Thursday 6th February 2014
Sterling has fallen below the €1.20 mark today for the first time this year. The reason for the fall was Euro strength following their decision not to raise interest rates. In today’s post I am going to look at the central bank decisions in both the UK and EU, and have a look at what this means for GBP/EUR exchange rates for 2014.
European Central Bank holds interest rates, GBP/EUR drops
The European Central Bank (ECB) has kept its benchmark interest rate at 0.25% today. The bank last cut rates to a record low in a surprise decision in November. Following low inflation numbers from the Eurozone in recent weeks, there was much speculation that the ECB would have to cut interest rates.
As this was quite likely, the cut was already priced into the markets. A cut would weaken the Euro due to the lower return on offer for investors, and so because many thought a cut was on the cards, the Euro weakened accordingly and Pound/Euro rates rose to €1.22 last week.
However after the announced no change to rates today, the Euro surged in strength, became more expensive to purchase, and this pushed rates just below the €1.20 mark as you can see from the chart below. Read more about today’s ECB decision here.
Bank of England leaves rates on hold
UK interest rates have also been kept unchanged at their record low of 0.5% by the Bank of England. This was widely expected and there was no effect on exchange rates.
Analysts now hope that the Bank will use next week’s inflation report to signal changes to its policy of forward guidance. There had been speculation that the Bank would issue a statement alongside the latest interest rate decision. However, in announcing the hold in rates and quantitative easing, the MPC said it, “reached its decisions in the context of the monetary policy guidance announced alongside the publication of the August 2013 Inflation Report”.
Where next for Pound/Euro exchange rates in 2014?
My view is that there is still a chance of the ECB cutting rates next month, so I think this dip in rates will be temporary.
Also if UK data continues to improve then we could see the Pound recover and get back to €1.21 / €1.22 in the coming weeks. This will be even more likely should further EU data mean analysts think that a rate cut may still happen.
If you need to sell Euros and convert Sterling, then you should give serious consideration to taking advantage of the 2 point move in your favour. Rates won’t drop much below €1.20, and I think that we will see it climb back up in the coming weeks.
If you need to buy Euros, then yes the rate may well increase.
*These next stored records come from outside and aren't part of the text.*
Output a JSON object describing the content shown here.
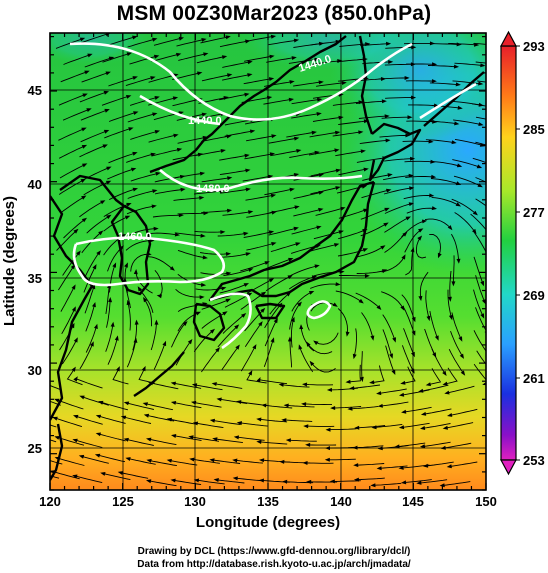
{
  "title": "MSM 00Z30Mar2023 (850.0hPa)",
  "axes": {
    "xlabel": "Longitude (degrees)",
    "ylabel": "Latitude  (degrees)",
    "xticks": [
      "120",
      "125",
      "130",
      "135",
      "140",
      "145",
      "150"
    ],
    "yticks": [
      "25",
      "30",
      "35",
      "40",
      "45"
    ],
    "xlim": [
      120,
      150
    ],
    "ylim": [
      22.4,
      47.6
    ]
  },
  "colorbar": {
    "labels": [
      "293",
      "285",
      "277",
      "269",
      "261",
      "253"
    ],
    "range": [
      253,
      293
    ]
  },
  "contours": [
    {
      "label": "1440.0"
    },
    {
      "label": "1480.0"
    },
    {
      "label": "1460.0"
    },
    {
      "label": "1440.0"
    }
  ],
  "credits": {
    "line1": "Drawing by DCL (https://www.gfd-dennou.org/library/dcl/)",
    "line2": "Data from http://database.rish.kyoto-u.ac.jp/arch/jmadata/"
  },
  "colors": {
    "cold": "#3aa0ff",
    "mild": "#22dd33",
    "warm": "#ffb020",
    "contour": "#ffffff",
    "coast": "#000000"
  }
}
However much of the Pound’s strength recently is on speculation our interest rates may go up. Next week we have an inflation Report from the Bank of England, and I expect they may move the goal posts slightly with regards to a trigger for a rate hike.
So while rates may indeed go back up, this is by no means a certainty. So Euro buyers may wish to consider placing a Stop Loss order. This means you can fix a rate should rates drop further below a pre-agreed level, €1.19 for example. In this way you can still take advantage of any gains in the rate, but should we see a shock drop, you’re not leaving yourself exposed and risk losing out on the great buying levels we are currently seeing.